CHAPTER XXXI THE VIPER AND THE SCORPION
“YOU just said,” interposed Emile, “the bite of the viper, and not the sting. Then serpents bite, and do not sting. I thought it was just the other way. I have always heard they had a sting. Last Thursday lame Louis, who is not afraid of anything, caught a serpent in a hole of the old wall. He had two comrades with him. They bound the creature round the neck with a rush. I was passing, and they, called me. The serpent was darting from its mouth something black, pointed, flexible, which came and went rapidly. I thought it was the sting and was much afraid of it. Louis laughed. He said what I took for a sting was the serpent’s tongue; and to prove it to me, he put his hand near it.”
“Louis was right,” replied Uncle Paul. “All serpents dart a very flexible, forked, black filament between their lips with great swiftness.
For many purposes it is the reptile’s weapon, or dart; but in reality this filament is nothing but the tongue, a quite inoffensive tongue, which the creature uses to catch insects and to express in its peculiar manner the passions that agitate it by darting it quickly from between the lips. All serpents, without any exception, have one; but in our countries the viper alone possesses the terrible venomous apparatus.

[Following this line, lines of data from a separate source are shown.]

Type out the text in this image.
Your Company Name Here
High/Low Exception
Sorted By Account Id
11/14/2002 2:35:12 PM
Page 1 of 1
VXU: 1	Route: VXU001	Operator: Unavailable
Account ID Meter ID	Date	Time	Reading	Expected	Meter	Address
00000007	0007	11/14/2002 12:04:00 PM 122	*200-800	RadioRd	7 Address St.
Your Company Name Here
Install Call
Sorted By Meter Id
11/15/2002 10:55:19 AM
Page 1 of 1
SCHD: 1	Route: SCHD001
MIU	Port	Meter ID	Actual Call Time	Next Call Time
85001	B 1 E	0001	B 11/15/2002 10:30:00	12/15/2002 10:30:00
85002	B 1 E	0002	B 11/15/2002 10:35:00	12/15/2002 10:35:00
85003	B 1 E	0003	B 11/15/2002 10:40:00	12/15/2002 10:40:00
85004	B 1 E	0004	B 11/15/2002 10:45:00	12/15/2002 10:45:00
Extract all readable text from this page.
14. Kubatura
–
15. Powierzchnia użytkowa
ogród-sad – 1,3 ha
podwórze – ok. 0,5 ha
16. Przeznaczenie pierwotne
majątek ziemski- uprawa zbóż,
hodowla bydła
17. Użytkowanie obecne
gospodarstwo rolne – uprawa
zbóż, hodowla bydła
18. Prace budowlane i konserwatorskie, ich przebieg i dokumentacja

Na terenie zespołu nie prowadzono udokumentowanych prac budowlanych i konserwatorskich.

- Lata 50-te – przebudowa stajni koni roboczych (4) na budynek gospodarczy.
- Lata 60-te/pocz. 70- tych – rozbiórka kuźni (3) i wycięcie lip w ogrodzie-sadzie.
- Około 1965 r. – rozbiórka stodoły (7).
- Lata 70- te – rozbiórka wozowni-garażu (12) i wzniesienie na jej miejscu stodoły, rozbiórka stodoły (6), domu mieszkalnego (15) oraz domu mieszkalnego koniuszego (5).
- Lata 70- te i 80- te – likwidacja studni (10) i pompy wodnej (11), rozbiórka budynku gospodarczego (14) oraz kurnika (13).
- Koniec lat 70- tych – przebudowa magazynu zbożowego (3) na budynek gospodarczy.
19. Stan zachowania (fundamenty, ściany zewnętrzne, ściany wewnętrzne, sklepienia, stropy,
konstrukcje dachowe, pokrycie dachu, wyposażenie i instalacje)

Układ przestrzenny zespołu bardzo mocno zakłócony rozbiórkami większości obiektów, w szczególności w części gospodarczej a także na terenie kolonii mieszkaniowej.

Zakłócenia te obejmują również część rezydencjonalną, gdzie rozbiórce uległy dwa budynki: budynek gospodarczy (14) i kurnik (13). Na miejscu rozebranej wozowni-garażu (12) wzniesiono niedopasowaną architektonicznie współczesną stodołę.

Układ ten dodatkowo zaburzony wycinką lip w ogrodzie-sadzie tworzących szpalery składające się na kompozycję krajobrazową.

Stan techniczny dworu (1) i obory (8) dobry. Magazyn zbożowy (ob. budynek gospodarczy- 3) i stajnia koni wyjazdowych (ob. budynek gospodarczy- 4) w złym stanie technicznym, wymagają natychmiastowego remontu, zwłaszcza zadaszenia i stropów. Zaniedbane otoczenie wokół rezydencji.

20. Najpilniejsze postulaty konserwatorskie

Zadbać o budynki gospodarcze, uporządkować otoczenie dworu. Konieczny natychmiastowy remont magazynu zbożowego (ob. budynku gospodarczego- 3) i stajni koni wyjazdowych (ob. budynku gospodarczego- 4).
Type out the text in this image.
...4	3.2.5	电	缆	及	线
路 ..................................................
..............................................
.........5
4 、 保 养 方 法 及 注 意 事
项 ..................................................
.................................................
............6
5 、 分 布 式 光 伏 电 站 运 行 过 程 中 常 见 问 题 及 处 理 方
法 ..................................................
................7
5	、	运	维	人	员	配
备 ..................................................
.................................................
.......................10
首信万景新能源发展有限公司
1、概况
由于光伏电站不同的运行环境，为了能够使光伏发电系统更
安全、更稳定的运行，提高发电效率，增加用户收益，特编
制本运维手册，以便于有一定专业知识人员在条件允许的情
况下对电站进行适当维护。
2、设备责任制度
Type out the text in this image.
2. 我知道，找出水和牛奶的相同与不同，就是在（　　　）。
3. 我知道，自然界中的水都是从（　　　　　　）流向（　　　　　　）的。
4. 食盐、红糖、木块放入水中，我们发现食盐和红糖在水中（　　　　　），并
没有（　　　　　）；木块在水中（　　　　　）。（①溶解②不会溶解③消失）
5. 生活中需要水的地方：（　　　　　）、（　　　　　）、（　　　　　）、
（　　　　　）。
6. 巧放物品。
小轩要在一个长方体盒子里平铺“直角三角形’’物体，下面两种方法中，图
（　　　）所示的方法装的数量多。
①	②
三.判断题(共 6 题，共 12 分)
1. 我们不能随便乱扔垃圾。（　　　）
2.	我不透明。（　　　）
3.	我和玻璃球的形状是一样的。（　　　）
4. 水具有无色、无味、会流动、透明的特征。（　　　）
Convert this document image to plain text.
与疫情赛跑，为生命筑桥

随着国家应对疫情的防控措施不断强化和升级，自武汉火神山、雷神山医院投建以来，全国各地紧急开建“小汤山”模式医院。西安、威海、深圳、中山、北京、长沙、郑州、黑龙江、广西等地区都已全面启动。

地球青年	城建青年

“This apparatus is composed, first, of two hooks, or teeth, long and pointed, placed in the upper jaw. At the will of the creature they stand up erect for the attack or lie down in a groove of the gum, and hold themselves there as inoffensive as a stiletto in its sheath. In that way the reptile runs no danger of wounding itself. These fangs are hollow and pierced toward the point by a small opening through which the venom is injected into the wound. Finally, at the base of each fang is a little pocket full of venomous liquid. It is an innocent-looking humor, odorless, tasteless; one would almost think it was water. When the viper strikes with its fangs, the venomous pocket drives a drop of its contents into the canal of the tooth, and the terrible liquid is instilled into the wound.
“By preference the viper inhabits warm and rocky hills; it keeps under stones and thickets of brush. It is brown or reddish in color. On the back it has a somber zigzag band, and on each side a row of spots. Its stomach is slate-gray. Its head is a little triangular, larger than the neck, obtuse and as if cut off in front. The viper is timid and fearful; it attacks man only in self-defense. Its movements are brusk, irregular, and sluggish.
“The other serpents of our countries, serpents designated by the general name of snakes, have not the venomous fangs of the viper. Their bite therefore is not of importance, and the repugnance they inspire in us is really groundless.
“Next to the viper there is in France no venomous creature more to be feared than the scorpion.
It is very ugly and walks on eight feet. In front it has two pincers like those of the crayfish,
and behind a knotty, curled tail ending in a sting. The pincers are inoffensive, despite their menacing aspect; it is the sting with which the end of the tail is armed that is venomous. The scorpion makes use of it in self-defense and to kill the insects on which it feeds. In the southern departments of France are found two different kinds of scorpions. One, of a greenish black, frequents dark and cool places and even establishes itself in houses. It leaves its retreat only at night. It can be seen then running on the damp and cracked walls, seeking wood-lice and spiders, its customary prey. The other, much larger, is pale yellow. It keeps under warm and sandy stones. The black scorpion’s sting does not cause serious injury; that of the yellow may be mortal. When one of these creatures is irritated, a little drop of liquid can be seen forming into a pearl at the extremity of the sting, which is all ready to strike. It is the drop of venom that the scorpion injects into the wound.
“There are many other important things I could tell you about the venomous creatures of foreign countries, about divers serpents whose bite causes a dreadful death; but I hear Mother Ambroisine calling us to dinner. Let us go over rapidly what I have just told you. No creature, however ugly it may be, shoots venom or can do us any harm from a distance. All venomous species act in the same way: with a special weapon a slight wound is made; and into this wound a drop of venom is introduced. The wound, by itself, is nothing; it is the injected liquid that makes it painful and sometimes mortal. The venomous weapon serves the creature for hunting and for defense. It is placed in a part of the body that varies according to the species. Spiders have a double fang folded at the entrance of the mouth; bees, wasps, hornets, bumble-bees, have a sting at the end of the stomach and kept invisible in its sheath when in repose; the viper and all venomous serpents have two long hollowed-out teeth on the upper jaw; the scorpion carries a sting at the end of its tail.”
“I am very sorry,” said Jules, “that Jacques did not hear your account of venomous creatures; he would have understood that caterpillars’ green entrails are not venom. I will tell him all these things; and if I find another beautiful sphinx caterpillar I will not crush it.”